Oh, God, he’d walked into the Dark Zone this morning? The day was barely bright enough to keep the Shades hunkered down wherever it was the nasty things hide! If the storm had blown in even one more dense, sky-obliterating cloud, the boldest of those life-suckers might have dared the day for a human Happy Meal. O’Duffy had just been waltzing cheek-to-cheek with Death, and didn’t even know it!
The unsuspecting inspector waved a hand at the pile of maps. They looked well examined. One of them appeared to have been balled up in shock or perhaps angry disbelief, then re-smoothed. I was no stranger to those emotions. “In fact, Ms. Lane,” O’Duffy continued, “none of the streets I just mentioned are on any recently published map.”
I gave him my best blank look. “What are you saying, Inspector? Has the city renamed the streets in this part of Dublin? Is that why they’re not on the new maps?”
His face tightened and his gaze cut away. “Nobody renamed the streets,” he growled. “Unless they did it without notifying a single person in authority.” He looked back at me, hard. “I thought there might be something else you wanted to tell me, Ms. Lane. Something that might sound…a bit…unusual?”
I saw it then, in his eyes. Something had happened to the inspector recently that had drastically changed his paradigm. I had no idea what had shaken the hard-boiled, overworked, fact-finding detective from his pragmatic view of the world but he, too, was now thinking outside his box.
I needed him back inside his box—ASAP. Outside the box in this city was a dangerous place to be.
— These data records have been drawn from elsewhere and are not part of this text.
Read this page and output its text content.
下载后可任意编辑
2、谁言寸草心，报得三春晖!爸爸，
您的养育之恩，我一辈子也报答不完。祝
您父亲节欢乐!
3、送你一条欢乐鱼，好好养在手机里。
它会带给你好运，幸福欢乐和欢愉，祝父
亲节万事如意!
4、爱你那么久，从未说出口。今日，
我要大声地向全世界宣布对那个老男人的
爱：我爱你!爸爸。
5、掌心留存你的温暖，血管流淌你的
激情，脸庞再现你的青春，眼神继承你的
I thought fast. I didn’t have much to work with. “Inspector,” I said, sweetening and softening my Georgia drawl, “putting on the southern,” as we call it back home, a sort of verbal honey-butter that masks the unpalatable taste of whatever we’re slathering it on, “I know you must think me a complete idiot, coming over here and questioning your investigative techniques when anyone can see you’re the expert in the field and I don’t have an ounce of training in detecting matters, and I appreciate how patient you’ve been with me, but I no longer have any concerns about your investigation into my sister’s death.